Strengthening partnerships with Maryland
The law gives states support for their work to build the health care workforce, crack down on fraud, and support public health. So far, Maryland has received more than $83.6 million from the Affordable Care Act. Examples of Affordable Care Act grants not outlined above to Maryland include:
- $250,000 to support the National Health Service Corps, by assisting Maryland in repaying educational loans of health care professionals in return for their practice in health professional shortage areas.
- $1.4 million for school-based health centers, to help clinics expand and provide more health care services such as screenings to students.
- $440,000 to support outreach to eligible Medicare beneficiaries about their benefits.
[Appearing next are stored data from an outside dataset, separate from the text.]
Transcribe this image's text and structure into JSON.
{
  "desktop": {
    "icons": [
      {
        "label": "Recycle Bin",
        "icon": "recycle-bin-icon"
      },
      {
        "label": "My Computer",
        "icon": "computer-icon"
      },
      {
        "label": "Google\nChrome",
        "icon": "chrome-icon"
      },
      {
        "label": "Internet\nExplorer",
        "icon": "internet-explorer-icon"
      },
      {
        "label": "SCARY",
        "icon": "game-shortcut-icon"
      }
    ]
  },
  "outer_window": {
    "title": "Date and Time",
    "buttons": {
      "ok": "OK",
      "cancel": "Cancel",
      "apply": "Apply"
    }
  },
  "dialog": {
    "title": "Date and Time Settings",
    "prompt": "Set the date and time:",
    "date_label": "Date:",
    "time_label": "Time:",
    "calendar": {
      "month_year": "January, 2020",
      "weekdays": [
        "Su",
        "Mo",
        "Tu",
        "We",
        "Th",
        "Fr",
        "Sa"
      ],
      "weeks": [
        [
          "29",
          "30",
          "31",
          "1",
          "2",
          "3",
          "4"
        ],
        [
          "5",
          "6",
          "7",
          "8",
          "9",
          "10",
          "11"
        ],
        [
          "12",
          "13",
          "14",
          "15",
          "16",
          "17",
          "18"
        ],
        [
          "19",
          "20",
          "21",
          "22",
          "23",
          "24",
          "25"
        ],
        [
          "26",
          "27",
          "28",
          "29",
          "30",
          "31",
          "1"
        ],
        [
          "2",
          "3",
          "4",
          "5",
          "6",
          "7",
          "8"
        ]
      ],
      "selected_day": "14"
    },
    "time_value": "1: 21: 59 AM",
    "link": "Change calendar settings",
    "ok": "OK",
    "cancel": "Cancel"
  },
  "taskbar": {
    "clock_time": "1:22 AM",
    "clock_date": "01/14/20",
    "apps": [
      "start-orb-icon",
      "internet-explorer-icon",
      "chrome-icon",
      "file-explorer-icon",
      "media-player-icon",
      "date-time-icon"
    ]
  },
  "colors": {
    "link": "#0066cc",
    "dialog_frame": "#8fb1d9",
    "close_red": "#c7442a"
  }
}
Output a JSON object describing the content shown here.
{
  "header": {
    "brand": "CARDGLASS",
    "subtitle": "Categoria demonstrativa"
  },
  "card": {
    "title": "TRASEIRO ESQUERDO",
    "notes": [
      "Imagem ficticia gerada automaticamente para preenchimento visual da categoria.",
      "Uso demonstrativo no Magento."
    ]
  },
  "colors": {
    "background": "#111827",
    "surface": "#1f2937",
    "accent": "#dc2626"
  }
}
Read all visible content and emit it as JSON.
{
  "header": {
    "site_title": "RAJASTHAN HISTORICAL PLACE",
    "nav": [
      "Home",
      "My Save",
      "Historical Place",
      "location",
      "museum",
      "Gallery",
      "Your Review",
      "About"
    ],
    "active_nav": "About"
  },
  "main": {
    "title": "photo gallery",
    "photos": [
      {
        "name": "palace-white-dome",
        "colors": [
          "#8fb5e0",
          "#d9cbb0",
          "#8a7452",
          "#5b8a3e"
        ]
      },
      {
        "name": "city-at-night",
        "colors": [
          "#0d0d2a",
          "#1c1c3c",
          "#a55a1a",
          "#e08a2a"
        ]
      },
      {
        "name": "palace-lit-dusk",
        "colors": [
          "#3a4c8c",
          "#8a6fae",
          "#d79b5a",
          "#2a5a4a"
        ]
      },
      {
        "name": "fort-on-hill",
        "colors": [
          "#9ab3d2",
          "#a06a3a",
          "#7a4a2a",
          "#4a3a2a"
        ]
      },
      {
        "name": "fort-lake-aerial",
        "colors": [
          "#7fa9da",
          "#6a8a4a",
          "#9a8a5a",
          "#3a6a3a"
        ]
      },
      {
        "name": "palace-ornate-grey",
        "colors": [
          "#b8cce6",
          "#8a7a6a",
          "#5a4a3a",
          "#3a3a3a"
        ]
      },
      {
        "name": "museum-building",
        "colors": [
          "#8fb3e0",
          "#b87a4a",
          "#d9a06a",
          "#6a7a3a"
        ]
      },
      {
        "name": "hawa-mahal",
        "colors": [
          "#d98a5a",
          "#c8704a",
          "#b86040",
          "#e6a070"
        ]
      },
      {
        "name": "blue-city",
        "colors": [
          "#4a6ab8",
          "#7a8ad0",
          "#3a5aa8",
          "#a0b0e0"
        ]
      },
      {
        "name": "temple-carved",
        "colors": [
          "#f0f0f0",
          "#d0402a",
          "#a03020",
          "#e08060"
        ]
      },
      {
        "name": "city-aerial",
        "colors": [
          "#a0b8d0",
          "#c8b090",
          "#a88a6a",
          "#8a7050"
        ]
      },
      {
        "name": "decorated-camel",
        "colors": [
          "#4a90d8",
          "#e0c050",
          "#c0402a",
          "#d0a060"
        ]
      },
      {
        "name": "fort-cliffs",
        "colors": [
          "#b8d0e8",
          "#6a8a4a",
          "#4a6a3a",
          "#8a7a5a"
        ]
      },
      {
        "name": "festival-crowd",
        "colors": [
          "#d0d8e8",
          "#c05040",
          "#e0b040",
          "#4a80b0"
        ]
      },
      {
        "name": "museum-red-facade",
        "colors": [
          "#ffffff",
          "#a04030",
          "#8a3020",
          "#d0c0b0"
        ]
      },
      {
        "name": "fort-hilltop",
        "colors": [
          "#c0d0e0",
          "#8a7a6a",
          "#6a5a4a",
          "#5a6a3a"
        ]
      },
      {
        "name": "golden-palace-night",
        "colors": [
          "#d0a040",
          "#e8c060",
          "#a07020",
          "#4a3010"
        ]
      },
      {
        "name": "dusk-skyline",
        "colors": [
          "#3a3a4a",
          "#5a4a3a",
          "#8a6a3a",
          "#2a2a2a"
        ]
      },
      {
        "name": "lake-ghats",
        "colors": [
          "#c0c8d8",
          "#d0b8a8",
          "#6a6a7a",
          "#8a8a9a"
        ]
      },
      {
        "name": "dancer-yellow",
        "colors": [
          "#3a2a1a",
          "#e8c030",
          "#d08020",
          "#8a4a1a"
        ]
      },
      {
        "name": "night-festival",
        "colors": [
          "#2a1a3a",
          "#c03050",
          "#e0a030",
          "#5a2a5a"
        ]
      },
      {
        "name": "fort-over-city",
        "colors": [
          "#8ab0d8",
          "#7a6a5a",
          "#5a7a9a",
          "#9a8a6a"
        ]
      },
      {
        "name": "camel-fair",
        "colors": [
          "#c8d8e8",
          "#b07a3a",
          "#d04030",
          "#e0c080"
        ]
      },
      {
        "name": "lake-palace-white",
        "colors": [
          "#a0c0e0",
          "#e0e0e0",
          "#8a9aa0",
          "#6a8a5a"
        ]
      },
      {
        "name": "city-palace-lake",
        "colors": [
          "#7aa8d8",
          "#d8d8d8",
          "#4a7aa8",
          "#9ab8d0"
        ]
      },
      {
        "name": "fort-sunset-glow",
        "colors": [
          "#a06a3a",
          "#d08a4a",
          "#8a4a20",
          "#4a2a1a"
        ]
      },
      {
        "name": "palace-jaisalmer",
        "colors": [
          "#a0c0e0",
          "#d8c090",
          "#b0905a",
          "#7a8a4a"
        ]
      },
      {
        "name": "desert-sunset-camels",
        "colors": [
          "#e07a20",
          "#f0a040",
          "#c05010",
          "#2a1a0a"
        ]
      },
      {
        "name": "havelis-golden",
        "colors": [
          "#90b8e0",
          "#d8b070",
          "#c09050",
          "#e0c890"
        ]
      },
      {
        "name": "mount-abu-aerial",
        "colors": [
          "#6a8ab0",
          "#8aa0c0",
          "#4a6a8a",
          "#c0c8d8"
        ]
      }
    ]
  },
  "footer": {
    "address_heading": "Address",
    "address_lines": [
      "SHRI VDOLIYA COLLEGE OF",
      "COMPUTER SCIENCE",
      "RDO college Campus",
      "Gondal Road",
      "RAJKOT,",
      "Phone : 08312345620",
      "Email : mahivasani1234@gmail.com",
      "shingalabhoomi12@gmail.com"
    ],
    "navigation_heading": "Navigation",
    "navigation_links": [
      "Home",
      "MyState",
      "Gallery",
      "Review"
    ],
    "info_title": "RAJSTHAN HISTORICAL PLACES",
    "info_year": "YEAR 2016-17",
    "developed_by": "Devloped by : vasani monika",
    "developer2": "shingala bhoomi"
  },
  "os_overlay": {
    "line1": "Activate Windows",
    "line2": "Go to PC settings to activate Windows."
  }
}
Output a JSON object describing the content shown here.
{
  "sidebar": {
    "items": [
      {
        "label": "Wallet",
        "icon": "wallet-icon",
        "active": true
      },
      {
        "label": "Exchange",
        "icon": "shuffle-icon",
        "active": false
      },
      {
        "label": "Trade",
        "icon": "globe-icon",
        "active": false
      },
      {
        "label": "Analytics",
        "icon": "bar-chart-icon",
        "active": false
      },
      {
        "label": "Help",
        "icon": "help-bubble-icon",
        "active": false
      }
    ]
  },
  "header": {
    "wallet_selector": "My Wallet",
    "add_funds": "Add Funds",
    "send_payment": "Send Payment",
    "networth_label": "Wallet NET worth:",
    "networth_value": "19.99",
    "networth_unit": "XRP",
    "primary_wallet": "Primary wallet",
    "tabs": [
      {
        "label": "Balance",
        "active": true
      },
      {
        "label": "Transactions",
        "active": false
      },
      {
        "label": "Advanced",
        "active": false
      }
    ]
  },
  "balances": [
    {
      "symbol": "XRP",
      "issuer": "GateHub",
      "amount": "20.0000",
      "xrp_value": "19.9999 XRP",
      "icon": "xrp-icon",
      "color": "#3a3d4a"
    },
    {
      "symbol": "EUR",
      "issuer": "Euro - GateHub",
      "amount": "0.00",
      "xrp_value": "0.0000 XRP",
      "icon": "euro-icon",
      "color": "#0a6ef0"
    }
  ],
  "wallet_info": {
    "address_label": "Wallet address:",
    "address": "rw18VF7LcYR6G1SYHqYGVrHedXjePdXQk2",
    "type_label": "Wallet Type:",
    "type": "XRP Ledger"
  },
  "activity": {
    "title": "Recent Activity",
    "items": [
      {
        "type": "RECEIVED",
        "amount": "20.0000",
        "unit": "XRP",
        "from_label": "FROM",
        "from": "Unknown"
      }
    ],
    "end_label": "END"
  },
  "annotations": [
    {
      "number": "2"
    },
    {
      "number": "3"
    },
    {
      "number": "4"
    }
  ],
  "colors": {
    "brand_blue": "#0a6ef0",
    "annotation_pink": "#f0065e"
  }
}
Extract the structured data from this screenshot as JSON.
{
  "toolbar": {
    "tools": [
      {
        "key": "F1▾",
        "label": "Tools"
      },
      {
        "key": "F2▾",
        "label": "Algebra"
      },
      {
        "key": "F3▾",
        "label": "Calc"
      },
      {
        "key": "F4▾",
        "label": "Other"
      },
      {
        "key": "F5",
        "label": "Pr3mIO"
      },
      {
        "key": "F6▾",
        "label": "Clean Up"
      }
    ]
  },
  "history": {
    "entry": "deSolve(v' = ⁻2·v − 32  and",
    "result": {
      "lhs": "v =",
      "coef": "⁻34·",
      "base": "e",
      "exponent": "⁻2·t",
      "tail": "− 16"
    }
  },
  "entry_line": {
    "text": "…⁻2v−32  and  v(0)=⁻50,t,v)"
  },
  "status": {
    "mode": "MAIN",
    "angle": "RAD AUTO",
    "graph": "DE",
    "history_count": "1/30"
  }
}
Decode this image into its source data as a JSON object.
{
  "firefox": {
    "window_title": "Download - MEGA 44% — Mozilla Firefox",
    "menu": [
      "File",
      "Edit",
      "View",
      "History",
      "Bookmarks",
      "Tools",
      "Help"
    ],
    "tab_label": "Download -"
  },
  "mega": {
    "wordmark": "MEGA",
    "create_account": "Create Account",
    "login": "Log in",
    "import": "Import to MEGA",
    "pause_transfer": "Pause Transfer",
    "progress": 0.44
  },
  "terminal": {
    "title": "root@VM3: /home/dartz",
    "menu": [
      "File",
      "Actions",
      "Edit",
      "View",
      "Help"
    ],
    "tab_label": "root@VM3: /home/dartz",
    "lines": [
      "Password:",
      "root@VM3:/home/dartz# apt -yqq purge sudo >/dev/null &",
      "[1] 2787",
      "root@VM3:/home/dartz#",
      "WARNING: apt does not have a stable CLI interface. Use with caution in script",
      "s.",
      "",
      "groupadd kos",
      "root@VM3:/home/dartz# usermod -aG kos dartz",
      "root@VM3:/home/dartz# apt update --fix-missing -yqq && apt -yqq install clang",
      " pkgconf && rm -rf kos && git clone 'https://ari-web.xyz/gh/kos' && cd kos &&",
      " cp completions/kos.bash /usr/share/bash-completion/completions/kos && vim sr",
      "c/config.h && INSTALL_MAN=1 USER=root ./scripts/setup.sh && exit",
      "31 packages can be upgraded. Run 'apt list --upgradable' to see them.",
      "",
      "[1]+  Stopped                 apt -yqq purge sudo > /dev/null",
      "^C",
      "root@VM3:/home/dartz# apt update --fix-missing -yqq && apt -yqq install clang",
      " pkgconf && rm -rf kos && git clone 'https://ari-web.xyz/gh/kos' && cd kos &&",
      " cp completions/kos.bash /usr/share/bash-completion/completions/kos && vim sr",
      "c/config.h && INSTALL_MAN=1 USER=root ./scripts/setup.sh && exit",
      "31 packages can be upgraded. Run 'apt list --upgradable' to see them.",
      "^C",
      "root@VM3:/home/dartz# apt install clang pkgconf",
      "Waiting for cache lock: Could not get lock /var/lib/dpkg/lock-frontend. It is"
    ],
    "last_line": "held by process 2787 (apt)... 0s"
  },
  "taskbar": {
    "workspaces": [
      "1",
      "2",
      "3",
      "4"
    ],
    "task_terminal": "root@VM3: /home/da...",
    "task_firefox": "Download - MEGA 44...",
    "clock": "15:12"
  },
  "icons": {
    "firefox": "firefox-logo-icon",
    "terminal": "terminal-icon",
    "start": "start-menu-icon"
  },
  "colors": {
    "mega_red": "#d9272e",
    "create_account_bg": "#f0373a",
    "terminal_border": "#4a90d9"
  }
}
- $500,000 to support Aging and Disability Resource Centers (ADRCs). ADRCs help seniors, people with disabilities, and their families understand and evaluate their long-term care options, including those available in their community.
- $191,000 for Family-to-Family Health Information Centers, organizations run by and for families with children with special health care needs.
- $2.4 million for Maternal, Infant, and Early Childhood Home Visiting Programs. These programs bring health professionals to meet with at-risk families in their homes and connect families to the kinds of help that can make a real difference in a child’s health, development, and ability to learn - such as health care, early education, parenting skills, child abuse prevention, and nutrition.